For lunch, I am fortunate to dine most of the time at Culina, Modern Italian, where I enjoy either a quinoa salad with avocado, arugula, strawberries and cucumbers; a roasted beet salad with basil, pistachios, oranges and basil oil; or an heirloom tomato salad with avocado and fennel. Sometimes I also indulge in the new vegan ice creams at Four Seasons from Stella's Best, which are coconut and cashew based, without soy or refined sugars. The chocolate brownie is my favorite!  

For dinner, I usually make a kale salad, veggie sushi rolls or zucchini lasagna, or dine at healthy veggie friendly restaurants, such as Crossroads, Cafe Gratitude, Cleo or Avotre Sante.

I love yoga and spend weekends at Maha Yoga, as the class led by owner Steve Ross is amazing. I also like Kundalini and frequent Yoga West on occasion. On weekends, I also do beach walks along Ocean Avenue, followed by the Santa Monica Stairs, or a hike in Mandeville Canyon with friends. 

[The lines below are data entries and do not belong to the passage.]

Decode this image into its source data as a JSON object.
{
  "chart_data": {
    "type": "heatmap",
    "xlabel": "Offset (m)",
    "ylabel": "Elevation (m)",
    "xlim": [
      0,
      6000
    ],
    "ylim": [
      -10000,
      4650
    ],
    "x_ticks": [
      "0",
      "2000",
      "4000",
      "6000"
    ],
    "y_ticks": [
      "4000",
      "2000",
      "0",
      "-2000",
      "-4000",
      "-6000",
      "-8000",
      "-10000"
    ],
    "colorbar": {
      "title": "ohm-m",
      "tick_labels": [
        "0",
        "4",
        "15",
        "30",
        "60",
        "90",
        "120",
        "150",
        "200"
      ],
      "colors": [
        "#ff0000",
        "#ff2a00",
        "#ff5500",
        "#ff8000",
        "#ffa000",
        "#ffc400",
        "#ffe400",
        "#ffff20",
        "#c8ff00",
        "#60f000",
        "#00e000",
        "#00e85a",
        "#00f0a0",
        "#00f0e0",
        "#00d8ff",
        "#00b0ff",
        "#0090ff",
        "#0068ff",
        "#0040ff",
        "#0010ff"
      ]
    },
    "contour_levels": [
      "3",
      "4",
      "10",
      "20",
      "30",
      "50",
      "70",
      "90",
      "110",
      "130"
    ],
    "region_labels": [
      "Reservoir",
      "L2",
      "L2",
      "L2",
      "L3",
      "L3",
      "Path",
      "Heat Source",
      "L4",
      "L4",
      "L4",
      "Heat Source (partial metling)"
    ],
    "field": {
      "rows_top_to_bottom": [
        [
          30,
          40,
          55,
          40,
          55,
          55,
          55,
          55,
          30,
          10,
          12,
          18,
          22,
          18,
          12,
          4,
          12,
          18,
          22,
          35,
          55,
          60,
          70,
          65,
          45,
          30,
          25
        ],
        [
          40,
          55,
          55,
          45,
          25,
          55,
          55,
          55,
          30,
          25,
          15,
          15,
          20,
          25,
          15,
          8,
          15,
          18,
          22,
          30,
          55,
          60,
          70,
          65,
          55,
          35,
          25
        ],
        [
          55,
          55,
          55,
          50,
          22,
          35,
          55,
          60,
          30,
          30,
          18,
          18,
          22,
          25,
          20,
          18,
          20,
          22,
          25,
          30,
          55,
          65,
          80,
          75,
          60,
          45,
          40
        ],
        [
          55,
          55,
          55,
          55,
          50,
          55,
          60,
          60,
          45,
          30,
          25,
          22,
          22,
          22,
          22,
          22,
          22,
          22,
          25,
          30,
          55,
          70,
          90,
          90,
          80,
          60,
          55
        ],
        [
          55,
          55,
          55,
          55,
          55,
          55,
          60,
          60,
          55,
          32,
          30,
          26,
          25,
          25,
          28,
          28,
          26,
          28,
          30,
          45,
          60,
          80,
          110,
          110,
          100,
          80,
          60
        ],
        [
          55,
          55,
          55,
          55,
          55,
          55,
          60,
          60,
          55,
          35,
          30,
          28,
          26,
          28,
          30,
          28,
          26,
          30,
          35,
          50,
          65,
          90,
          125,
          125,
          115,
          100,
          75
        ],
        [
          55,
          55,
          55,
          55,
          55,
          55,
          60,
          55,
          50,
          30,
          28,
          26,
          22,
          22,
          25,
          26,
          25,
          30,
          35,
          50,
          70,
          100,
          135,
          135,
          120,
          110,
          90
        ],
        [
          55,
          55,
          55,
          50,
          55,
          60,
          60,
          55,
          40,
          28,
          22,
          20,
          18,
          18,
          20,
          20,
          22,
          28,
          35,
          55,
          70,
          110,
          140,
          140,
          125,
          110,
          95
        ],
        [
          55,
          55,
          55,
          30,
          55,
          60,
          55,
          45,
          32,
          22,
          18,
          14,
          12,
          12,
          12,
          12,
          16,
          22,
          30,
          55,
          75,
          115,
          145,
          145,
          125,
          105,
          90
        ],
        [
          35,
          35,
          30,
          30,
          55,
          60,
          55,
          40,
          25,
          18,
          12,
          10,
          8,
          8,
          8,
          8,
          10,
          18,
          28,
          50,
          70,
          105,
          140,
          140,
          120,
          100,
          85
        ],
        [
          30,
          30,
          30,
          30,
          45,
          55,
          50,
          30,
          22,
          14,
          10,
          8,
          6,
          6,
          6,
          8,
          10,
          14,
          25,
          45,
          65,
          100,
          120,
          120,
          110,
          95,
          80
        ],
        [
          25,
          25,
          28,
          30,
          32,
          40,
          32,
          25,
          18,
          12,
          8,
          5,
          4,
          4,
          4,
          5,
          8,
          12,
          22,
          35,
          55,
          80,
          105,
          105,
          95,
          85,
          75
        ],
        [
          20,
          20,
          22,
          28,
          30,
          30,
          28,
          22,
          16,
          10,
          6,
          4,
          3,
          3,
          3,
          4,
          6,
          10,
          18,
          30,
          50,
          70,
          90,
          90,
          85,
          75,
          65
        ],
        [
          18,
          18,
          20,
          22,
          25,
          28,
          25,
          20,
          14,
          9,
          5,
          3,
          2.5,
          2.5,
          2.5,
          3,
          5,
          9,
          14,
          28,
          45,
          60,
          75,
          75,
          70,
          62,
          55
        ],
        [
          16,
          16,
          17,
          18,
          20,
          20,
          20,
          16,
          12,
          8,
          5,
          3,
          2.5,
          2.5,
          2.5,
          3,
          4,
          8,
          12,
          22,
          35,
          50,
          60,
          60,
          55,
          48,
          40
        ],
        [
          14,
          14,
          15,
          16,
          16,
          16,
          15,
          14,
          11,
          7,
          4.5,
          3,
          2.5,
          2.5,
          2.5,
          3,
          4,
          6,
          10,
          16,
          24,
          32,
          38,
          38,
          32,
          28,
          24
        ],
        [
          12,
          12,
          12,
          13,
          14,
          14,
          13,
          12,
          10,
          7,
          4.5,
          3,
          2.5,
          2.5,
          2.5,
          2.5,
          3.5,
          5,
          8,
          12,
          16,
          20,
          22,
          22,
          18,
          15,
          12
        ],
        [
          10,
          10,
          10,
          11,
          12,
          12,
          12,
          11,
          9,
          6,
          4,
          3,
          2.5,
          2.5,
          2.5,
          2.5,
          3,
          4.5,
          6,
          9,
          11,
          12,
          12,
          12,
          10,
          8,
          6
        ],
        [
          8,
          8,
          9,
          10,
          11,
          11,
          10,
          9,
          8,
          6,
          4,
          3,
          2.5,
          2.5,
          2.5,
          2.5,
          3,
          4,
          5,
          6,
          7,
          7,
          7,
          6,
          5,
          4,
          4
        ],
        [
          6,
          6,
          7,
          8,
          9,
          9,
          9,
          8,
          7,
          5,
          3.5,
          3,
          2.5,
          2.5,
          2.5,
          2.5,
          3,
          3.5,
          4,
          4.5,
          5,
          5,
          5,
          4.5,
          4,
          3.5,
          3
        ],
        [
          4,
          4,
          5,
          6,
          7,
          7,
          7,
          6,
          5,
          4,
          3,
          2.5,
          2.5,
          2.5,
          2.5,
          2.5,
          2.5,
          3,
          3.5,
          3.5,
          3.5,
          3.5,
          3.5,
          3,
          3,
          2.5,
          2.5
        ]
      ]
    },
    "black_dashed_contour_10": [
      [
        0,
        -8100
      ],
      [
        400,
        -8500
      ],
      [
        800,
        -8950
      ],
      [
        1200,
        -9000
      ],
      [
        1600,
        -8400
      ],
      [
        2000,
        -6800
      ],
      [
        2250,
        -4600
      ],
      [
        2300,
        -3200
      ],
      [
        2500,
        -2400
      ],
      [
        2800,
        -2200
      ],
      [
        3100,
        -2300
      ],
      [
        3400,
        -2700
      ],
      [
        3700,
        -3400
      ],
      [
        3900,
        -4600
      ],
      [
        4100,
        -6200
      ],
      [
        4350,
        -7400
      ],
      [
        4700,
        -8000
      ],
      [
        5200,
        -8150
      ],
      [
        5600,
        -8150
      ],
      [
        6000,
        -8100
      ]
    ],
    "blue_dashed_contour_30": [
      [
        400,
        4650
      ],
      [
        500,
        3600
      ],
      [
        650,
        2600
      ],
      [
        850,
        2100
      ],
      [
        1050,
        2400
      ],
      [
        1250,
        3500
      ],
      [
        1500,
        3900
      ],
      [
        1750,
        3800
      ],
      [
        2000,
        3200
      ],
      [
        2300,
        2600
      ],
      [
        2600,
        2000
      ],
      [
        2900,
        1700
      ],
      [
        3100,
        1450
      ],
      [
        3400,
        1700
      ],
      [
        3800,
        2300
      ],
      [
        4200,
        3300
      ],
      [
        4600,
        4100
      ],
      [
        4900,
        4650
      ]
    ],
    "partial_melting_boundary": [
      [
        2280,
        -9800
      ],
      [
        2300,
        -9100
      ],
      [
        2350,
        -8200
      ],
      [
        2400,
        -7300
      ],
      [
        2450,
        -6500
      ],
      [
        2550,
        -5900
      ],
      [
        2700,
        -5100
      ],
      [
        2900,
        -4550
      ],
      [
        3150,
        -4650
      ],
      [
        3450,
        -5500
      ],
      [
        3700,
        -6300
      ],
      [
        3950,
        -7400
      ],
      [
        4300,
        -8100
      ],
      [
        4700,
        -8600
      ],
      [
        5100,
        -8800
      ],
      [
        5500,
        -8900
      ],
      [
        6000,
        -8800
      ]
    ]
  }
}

LTP: How has your interest in wellness impacted the hotel where you work? What programs have you all implemented since your arrival?

KK: The culinary team at Four Seasons Hotel Los Angeles at Beverly Hills has been very open to healthy suggestions. Executive Chef Ashley James created vegan StrEAT food menu items in Windows Lounge and a farmer's market salad station at our famous Sunday Brunch. Chef Ashley also created the Young Hollywood Salad, which has hemp seeds, organic greens, strawberries, blueberries and cucumbers. 

They were also very receptive to the idea of a juice menu and launched Squeezed: guests can create their own juice from several ingredients, including kale, celery, ginger, lemon, cayenne, watermelon, mint, fennel, parsley, Asian pear, green apple, pineapple etc. Our chef also developed three juice blends too, which are very popular with our guests. Our general manager, Mehdi Eftekari, is a huge fitness enthusiast and partnered with Blue Clay Fitness to create more than 200 customized workouts available through our in-room iPads. I am fortunate to work with such a health-minded team.

LTP: Tell us a bit about this new retreat, which launched over Labor Day Weekend.

KK: We put together a wellness weekend with celebrity fitness trainers, Blue Clay Fitness; Kimberly Snyder, a nutritionist for Kerry Washington, Drew Barrymore, Fergie and Vince Vaughn (to name a few); and Steve Ross from Maha Yoga. We are currently scheduling the next one. The program included a healthy dinner at Culina, a nutrition seminar with Kimberly Snyder, a cooking demonstration with Executive Chef Ashley James, a Runyon Canyon hike with Blue Clay Fitness and a yoga session with Steve Ross. As you can tell, I got to bring all my favorite leaders in the wellness community together!

Next up, we are filming five nutrition videos with Kimberly Snyder focused on getting “Red Carpet Ready,” navigating holiday parties, the ideal foods or smoothies to eat after working out, the best meal to have after a spa treatment and more.

LTP: What does happiness look like to you?

KK: Happiness is living a healthy life and traveling often. I am most happy in the Greek Islands, especially sailing from island to island, enjoying the local cuisine. My favorite dishes include Greek salads with organic ripe tomatoes, bell peppers, onions and the best olive oil and seasoning (without feta); steamed "horta" dandelion greens; baked stuffed tomatoes with rice; and fava, the Greek version of hummus. I also love traveling to South America, Miami and Hawaii. To me, happiness is not as much about material possessions, but more about unique experiences that change your life.

LTP: What does it mean to you to “Live The Process” and how do you do that every day?

KK: I believe “Living The Process” means caring for the environment, including all animals and sea life, as well as truly caring for family and friends. I also believe it is important to travel the world and experience different cultures. I have learned more from traveling than from anything else. It is important to care for your body through exercise and diet. I believe in living life to the fullest and taking advantage of any opportunities that come my way. For instance, I have been fortunate to live on Maui and experience that culture through a previous job. It is important to embrace life, surround yourself with positive people and be grateful for every moment!